Throughout the film, Mallick plays the audience's emotions every way he can imagine. There's goofy treehouse scenes and lighthearted steel drum music to counterbalance the gutshots and arson. Even at a time of imminent capture, when Spacek wants to stay behind, Sheen tells her where to meet him in seven years, in a very touching line. In reality, Starkweather and Fugate were much more evil and violent than this film portrays. What drew the two together in real life was their hatred for their small town and their hair-trigger tempers. Fugate, as played by Spacek is nothing short of adorable. While Sheen only killed Fugate's father, Starkweather shot both her stepfather and mother, then strangled her two year old sister to death. The sheer brutality of the child's murder was what prompted a National Guard search for the couple. Although Fugate was not even fifteen, she was sentenced to life in prison, and was paroled in 1976. Spacek plays her like an innocent.

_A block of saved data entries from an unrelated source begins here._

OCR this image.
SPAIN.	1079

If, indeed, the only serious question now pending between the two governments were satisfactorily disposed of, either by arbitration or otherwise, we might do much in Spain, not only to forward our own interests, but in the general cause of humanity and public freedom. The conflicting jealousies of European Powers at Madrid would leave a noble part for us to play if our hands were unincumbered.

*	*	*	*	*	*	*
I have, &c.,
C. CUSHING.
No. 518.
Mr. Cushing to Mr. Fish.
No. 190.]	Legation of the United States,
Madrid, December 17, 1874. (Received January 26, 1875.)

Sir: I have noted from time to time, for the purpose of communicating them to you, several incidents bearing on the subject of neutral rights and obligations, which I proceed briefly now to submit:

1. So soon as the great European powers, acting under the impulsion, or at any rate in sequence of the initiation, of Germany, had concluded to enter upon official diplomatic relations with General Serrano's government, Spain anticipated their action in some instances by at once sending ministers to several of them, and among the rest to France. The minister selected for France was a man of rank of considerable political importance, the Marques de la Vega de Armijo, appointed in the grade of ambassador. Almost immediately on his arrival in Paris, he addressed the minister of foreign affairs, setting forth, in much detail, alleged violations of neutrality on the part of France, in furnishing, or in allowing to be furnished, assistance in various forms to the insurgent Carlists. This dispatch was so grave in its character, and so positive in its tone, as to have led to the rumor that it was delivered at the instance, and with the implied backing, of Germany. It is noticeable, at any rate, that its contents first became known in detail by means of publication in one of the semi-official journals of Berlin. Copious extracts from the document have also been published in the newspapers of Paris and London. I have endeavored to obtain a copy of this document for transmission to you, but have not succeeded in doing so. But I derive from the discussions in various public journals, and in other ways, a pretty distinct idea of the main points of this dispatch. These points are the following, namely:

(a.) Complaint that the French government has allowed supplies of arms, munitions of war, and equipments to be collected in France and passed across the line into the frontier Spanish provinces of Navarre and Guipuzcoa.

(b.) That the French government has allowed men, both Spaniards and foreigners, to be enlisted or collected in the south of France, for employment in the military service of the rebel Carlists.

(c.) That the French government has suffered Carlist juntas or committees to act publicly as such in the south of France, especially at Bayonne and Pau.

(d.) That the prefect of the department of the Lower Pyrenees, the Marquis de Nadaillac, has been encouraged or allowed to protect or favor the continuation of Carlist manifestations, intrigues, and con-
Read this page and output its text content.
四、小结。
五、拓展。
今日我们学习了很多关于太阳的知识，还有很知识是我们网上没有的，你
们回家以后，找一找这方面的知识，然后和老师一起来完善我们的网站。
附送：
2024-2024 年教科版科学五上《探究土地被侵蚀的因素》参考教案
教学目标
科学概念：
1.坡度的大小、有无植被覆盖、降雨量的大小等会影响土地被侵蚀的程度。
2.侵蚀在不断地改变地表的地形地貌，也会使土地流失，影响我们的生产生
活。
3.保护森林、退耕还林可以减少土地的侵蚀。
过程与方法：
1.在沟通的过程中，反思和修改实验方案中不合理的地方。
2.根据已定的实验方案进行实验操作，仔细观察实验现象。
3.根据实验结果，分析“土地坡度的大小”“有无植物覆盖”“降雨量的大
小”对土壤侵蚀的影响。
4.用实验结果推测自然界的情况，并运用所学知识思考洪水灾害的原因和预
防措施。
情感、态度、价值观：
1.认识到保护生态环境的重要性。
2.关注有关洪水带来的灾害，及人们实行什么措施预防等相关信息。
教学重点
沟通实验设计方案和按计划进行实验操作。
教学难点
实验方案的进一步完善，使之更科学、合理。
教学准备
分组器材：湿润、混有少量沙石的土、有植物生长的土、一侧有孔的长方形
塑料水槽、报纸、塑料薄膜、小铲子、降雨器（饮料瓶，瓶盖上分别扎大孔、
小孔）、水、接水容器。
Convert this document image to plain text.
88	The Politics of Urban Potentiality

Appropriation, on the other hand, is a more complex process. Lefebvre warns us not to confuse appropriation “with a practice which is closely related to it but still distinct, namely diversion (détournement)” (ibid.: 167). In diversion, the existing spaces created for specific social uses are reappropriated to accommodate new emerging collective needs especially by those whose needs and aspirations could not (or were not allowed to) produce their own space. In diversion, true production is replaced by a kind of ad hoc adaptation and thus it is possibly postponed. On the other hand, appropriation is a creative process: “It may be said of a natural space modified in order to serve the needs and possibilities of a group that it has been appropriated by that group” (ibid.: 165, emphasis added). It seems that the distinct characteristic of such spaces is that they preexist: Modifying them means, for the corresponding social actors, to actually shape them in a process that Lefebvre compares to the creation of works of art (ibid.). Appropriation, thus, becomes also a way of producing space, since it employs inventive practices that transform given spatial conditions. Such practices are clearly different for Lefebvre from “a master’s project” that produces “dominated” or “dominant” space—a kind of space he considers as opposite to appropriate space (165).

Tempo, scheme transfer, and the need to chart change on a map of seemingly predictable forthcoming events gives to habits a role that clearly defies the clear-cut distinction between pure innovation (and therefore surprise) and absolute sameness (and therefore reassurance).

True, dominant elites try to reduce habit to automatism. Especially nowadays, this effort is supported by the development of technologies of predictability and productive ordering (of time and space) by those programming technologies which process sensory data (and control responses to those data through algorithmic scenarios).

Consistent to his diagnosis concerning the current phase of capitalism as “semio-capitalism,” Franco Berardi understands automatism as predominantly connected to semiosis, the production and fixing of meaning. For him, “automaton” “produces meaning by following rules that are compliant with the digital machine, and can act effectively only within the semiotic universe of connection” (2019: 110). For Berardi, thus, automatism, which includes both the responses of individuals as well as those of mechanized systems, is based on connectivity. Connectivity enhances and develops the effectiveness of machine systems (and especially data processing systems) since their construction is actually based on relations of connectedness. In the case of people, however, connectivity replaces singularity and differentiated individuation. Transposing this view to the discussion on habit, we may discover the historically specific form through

The story of the two, both in reality as well as this film, were a big influence on Quentin Tarantino. His screenplay for Natural Born Killers was inspired by this story, as well as Alabama's voiceover from True Romance. Although I don't think he had anything to do with the music selection for True Romance, the music during the end sequence is very similar to the music used throughout Badlands. The other unlikely influence is on Bruce Springsteen. His song Nebraska is inspired not only by the story of Starkweather and Fugate, but by Badlands itself.
I watched 10 this week. 280 DVDs in 211 days. 220 DVDs left in the next 154 days for a pace of 9.99 per week. The DVD that hadn't shown up did show up, a week late, in a plastic bag with an apology from the USPS. The red envelope had been torn open and taped back up. I really thought it wasn't coming.